Resolving The Parenting Crisis
In a recent opinion column in the Washington Post, David Byler makes the argument that more needs to be done by the government for the current parenting crisis. He says, “America is in a parenting crisis. The financial costs of child care are soaring; most new parents don’t take the amount of leave they want; and many face the impossible task of balancing full-time work and caring for their children. The coronavirus pandemic has only exacerbated these problems, with many parents losing their jobs, getting sick or frantically trying to work while filling the void left by not having day care and in-person schooling.”
Who does he think has the answer to this problem? The government. How does he propose to get resolved? Through government programming and policy. He states that whichever party is willing to take advantage of this crisis by making programs and policies that are parent friendly, will reap the rewards at the polling box. His primary focus for the parenting crisis is paid family leave. He appeals, “In the short term, often ignored issues can provide politicians with low-cost, high-impact victories. Paid family leave is a perfect example. From a polling perspective, the issue is a slam dunk: Eighty-two percent of Americans favor either employers or the government paying for leave for mothers who give birth or adopt a child, and almost 70 percent support paid leave for new fathers. The public isn’t committed to just a progressive or conservative method of distributing these benefits, either. Sixty percent support providing paid leave through higher taxes on corporations and the wealthy, and 87 percent favor giving a tax credit to employers that provide paid leave.”
In short; there is a parenting crisis? The government will have the solution to the problem. This is a very good example of the basis of socialism. It is the belief that utopia can be found in the government, on earth. That through the government, a perfect life for all can be created. That unfairness can be wiped away. Support can be generated. Problems can be solved. Crisis can be eliminated. All through government control. But it is more than that. It is a belief that there is no God and therefore utopia must be created on earth. Russian novelist Fyodor Dostoevsky wrote, “Socialism is not merely the labor question, it is before all things the atheistic question, the question of the form taken by atheism to–day, the question of the tower of Babel built without God, not to mount to Heaven from earth, but to set up Heaven on earth.”

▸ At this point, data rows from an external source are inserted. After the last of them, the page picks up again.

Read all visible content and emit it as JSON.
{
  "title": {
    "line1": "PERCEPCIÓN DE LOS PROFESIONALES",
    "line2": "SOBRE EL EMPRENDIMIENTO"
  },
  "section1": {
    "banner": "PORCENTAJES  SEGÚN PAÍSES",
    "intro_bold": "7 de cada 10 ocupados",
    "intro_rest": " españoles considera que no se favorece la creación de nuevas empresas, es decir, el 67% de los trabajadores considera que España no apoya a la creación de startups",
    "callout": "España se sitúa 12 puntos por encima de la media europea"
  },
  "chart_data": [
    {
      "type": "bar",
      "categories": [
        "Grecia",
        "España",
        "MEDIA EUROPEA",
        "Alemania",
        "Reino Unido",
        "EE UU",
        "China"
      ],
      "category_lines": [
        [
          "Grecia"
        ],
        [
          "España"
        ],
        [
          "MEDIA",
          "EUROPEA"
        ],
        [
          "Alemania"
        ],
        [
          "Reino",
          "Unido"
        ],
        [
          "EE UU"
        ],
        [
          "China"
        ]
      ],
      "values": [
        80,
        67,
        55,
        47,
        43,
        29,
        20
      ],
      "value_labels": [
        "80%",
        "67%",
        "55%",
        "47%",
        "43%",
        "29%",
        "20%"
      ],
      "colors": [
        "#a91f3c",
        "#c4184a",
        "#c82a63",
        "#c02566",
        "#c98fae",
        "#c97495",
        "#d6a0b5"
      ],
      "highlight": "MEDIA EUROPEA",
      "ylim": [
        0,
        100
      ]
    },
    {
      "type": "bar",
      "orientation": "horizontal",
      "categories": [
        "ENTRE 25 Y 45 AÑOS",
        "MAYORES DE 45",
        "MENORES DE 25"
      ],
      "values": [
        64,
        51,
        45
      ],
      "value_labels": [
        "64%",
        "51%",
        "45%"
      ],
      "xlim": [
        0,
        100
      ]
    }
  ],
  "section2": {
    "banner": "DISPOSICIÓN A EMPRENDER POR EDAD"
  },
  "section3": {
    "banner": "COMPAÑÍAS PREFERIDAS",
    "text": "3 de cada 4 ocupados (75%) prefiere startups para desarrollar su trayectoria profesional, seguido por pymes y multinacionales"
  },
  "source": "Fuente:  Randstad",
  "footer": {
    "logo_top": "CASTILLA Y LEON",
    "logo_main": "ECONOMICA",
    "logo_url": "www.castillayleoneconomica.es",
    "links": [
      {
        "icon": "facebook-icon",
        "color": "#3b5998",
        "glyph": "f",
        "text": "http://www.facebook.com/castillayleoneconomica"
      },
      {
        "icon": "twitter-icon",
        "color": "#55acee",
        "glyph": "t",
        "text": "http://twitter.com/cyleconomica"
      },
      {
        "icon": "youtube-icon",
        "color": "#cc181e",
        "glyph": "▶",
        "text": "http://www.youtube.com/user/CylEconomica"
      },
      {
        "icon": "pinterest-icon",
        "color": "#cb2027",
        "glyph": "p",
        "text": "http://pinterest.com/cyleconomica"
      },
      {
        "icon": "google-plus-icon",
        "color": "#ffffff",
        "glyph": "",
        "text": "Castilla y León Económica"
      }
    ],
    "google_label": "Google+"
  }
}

But our answer for the parenting crisis is not found on Capitol Hill but on the Mount of Gethsemane. It is in the Gospel of Jesus Christ that we have a regeneration of parenting in our country. Once parents repent of their sin, once they lead their families in the ways of the Lord, once they focus on the spiritual more than the physical, once we start assembling the family according to the way God created it, then we will have rectification for the family.
David tries to make a case that this is not a liberal idea by stating, “And that’s where family policy could help Republicans. Parent-friendly lawmaking isn’t an inherently liberal pursuit. The GOP could push policies that reduce child-care costs for working parents, support those who chose to stay at home while projecting a traditionalist, pro-family message.” Yet this is still socialism. It is still looking to the government, to put it in his words, to “push policies...projecting a traditionalist, pro-family message.” As if the government was the creator and final determinant of what a family should look like. As if the government was an infallible god.
We must be careful of being tempted to look to the government for the answers to our problems. We must be careful not to rely on Washington more than relying on God. He is the one that provides our needs. He is the one that issues the truth about family structure and proper parenting. Karl Marx wrote about how easy it would be to lure the Christian into socialism. He stated, “Nothing is easier than to give Christian asceticism a Socialist tinge.” But be forewarned that all socialism is, is atheism in politics. Christian author Larry Taunton wrote that socialism, “...is a spiritual question, if only because it denies the very existence of the spiritual. It is...atheism masquerading as political philosophy.”
Do we need social change? Yes. Do we have a parenting crisis? Yes. Do we go to the government for the solution? No. We turn to Christ. It is the Gospel that brings about change, by changing the heart. No social policy will ever be able to do that. As Spurgeon wrote, “To attempt national regeneration without personal regeneration is to dream of erecting a house without separate bricks.”